Construction – this again is highly cyclical. As the recession hits the demand for new housing plummets. The typical small house builder is left bidding for modification work. Most of his capital will have been tied up in his most recent project and if it is a spec house and he has to reduce his price he may not be in a position to continue in business. He may on the other hand be working on a specific contract and exposed to all the risks that that involves (see Contract work below).

High Tech – the technical world moves quickly, and any business involved in the production and/or distribution of high-products may be at continual risk from obsolescence. This can happen to large companies too, as Kodak learned to their cost. In the personal computing world, focus has shifted from desktops to laptops to iPads to smart phones in the space of a few short years. A similar story with videos, and now a major change as Amazon revolutionizes the retail trade. Almost any company these days can be impacted by novel hardware and/ or software solutions, companies directly involved in high-tech products even more so.

Perishables – lenders have long been risk averse where companies dealing with food are concerned. Because of this aversion, most farm crop lending is done under government programs. Where companies handle food, there is the ever present risk of spoilage because of either delays in bringing products to market or inability to control conditions under which products are being stored or moved.

Seasonal businesses – any company that depends on selling the bulk of their goods or services during one or more specific periods during the year presents additional risk. For example, bad weather occurring during key Christmas shopping days can be disastrous to toy stores.

Contract work – lenders prefer to see a steady and predictable flow of revenue. Contract work brings with it a number of uncertainties, including whether the company can organize its bids to achieve that steady flow, how good the company is at calculating costs and ensuring the outcome is profitable, whether the contract can be completed on time and whether the company can achieve the required level of quality of work. In my portfolio, I had a software developer. His principal customer kept changing the specifications. Eventually he gave up the project and had to sue for payment.

This is not an exhaustive list but it is enough to show that certain specific activities can involve significant additional risk. If you are going to lend in these areas, don’t go with a potential borrower that you are not sure of.
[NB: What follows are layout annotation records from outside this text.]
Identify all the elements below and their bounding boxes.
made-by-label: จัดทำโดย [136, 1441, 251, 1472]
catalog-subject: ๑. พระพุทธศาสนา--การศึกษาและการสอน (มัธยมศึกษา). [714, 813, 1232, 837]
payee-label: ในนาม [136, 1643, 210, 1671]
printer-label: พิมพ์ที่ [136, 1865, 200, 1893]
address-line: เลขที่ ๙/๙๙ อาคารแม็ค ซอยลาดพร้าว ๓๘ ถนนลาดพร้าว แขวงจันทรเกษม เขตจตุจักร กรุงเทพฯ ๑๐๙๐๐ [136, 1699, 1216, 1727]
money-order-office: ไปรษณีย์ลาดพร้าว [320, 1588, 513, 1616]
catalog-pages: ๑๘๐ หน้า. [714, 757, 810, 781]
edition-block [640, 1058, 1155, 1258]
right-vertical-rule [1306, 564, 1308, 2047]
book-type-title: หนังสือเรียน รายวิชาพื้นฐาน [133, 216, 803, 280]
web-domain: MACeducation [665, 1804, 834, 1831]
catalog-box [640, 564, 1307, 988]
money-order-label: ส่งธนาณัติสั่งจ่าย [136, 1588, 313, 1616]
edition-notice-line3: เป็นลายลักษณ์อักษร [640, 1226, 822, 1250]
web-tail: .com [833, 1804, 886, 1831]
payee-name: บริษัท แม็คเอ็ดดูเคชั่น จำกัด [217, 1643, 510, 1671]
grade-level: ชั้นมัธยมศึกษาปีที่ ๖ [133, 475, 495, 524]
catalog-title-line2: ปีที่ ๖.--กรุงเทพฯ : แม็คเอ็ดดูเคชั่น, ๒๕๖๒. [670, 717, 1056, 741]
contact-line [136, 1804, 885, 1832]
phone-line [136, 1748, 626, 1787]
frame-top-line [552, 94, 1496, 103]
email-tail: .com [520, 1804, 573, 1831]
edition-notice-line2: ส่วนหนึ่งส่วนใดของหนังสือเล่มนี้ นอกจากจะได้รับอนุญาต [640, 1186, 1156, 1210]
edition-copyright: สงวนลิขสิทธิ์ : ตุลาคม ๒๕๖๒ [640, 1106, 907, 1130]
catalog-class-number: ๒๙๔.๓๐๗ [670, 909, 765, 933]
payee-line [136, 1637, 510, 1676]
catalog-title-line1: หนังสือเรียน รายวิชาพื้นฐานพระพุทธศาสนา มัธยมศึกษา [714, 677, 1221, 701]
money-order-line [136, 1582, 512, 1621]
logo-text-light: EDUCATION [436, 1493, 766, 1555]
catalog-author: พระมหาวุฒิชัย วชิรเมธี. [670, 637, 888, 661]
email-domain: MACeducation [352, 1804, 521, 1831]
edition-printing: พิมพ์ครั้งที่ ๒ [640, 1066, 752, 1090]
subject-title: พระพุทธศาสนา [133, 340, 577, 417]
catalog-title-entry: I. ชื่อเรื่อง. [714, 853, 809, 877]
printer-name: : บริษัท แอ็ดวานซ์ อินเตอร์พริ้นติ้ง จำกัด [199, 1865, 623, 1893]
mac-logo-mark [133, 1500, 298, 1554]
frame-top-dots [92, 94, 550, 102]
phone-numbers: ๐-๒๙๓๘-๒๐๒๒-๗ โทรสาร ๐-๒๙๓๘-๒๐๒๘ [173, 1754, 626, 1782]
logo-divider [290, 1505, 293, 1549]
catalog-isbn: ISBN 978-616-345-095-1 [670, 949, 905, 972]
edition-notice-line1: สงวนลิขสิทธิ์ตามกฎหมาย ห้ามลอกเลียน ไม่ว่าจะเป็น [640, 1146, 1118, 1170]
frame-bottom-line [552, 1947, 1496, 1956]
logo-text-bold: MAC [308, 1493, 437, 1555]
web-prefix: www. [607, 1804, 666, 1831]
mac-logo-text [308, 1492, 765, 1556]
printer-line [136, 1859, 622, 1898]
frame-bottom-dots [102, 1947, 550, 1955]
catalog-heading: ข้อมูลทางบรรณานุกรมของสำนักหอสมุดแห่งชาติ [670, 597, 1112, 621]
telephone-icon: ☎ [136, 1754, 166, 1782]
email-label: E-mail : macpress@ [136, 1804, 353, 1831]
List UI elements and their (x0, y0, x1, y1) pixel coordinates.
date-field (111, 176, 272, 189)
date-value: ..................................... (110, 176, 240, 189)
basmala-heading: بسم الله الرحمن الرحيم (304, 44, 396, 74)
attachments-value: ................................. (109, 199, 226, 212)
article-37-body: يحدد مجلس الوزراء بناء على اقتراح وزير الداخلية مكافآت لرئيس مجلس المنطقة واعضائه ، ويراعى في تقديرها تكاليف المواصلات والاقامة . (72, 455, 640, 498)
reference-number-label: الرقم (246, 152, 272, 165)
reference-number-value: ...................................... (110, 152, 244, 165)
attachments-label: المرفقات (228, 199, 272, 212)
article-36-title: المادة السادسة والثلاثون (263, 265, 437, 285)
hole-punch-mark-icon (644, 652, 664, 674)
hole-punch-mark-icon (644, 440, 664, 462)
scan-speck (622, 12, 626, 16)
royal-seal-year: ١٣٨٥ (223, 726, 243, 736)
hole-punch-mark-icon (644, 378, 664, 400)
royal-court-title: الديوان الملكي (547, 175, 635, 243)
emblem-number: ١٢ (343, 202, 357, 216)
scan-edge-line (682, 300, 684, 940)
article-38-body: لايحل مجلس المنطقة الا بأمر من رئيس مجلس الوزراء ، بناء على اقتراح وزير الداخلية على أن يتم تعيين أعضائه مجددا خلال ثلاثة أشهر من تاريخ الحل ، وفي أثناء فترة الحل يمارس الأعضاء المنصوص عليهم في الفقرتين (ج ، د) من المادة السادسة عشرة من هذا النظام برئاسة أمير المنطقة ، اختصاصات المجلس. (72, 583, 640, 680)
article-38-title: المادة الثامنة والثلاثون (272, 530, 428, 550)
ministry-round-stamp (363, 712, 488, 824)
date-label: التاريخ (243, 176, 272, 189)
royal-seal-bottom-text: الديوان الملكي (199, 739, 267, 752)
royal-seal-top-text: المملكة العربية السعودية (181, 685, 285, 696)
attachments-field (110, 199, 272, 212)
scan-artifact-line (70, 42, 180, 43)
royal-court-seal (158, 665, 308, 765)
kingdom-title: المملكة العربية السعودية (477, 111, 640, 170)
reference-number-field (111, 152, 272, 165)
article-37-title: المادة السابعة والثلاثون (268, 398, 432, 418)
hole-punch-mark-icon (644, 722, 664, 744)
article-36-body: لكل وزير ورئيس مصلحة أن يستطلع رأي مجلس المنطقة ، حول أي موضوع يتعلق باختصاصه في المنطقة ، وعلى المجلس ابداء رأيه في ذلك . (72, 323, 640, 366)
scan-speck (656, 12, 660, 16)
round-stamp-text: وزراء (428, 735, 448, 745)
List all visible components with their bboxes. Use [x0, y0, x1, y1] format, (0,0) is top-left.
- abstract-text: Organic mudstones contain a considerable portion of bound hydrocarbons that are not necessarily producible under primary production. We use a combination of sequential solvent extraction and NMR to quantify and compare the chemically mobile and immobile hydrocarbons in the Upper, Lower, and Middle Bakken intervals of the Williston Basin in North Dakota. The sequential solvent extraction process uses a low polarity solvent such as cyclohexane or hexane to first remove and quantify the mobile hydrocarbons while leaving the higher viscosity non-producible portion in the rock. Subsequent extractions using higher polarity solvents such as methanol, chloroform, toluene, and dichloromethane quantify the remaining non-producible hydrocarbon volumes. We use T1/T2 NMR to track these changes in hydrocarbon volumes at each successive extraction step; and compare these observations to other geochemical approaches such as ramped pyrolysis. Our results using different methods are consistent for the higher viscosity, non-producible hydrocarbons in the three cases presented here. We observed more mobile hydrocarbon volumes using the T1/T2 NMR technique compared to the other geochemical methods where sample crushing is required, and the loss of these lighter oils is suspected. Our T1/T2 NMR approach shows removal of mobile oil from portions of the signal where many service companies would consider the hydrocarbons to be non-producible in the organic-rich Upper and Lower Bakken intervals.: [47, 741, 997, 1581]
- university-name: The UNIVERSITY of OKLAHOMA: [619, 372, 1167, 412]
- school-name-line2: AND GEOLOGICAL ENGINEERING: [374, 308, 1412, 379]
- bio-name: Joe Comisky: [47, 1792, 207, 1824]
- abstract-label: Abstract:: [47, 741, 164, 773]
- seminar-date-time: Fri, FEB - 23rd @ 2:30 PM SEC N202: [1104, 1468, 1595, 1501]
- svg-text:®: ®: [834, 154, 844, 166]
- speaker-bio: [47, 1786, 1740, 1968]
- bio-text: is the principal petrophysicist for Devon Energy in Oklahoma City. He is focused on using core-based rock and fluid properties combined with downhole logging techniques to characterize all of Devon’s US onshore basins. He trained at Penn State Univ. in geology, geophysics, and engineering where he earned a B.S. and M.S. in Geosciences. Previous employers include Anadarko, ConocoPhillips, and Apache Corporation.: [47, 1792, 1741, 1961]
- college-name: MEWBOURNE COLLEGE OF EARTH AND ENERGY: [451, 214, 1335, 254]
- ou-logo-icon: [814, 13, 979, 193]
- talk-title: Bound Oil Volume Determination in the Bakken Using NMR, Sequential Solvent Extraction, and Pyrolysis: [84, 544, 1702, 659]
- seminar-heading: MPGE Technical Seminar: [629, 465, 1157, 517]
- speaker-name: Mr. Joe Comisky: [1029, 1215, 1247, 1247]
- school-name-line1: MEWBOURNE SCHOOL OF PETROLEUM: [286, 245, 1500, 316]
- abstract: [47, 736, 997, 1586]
Small business lending will not always be the roller-coaster I described above, although the previously described scenario is not uncommon. According to Gallup, 50% of businesses fail within 5 years of startup. Other research suggests that management incompetence is to blame for failure in 70% of the cases. I held onto my small business portfolio for three years and then moved on to another area. I think we did better with our customers than these statistics suggest. But I would still say that you must be very selective with who you go with, that you should look at financial statements with skepticism, and that you should be ready for just about anything.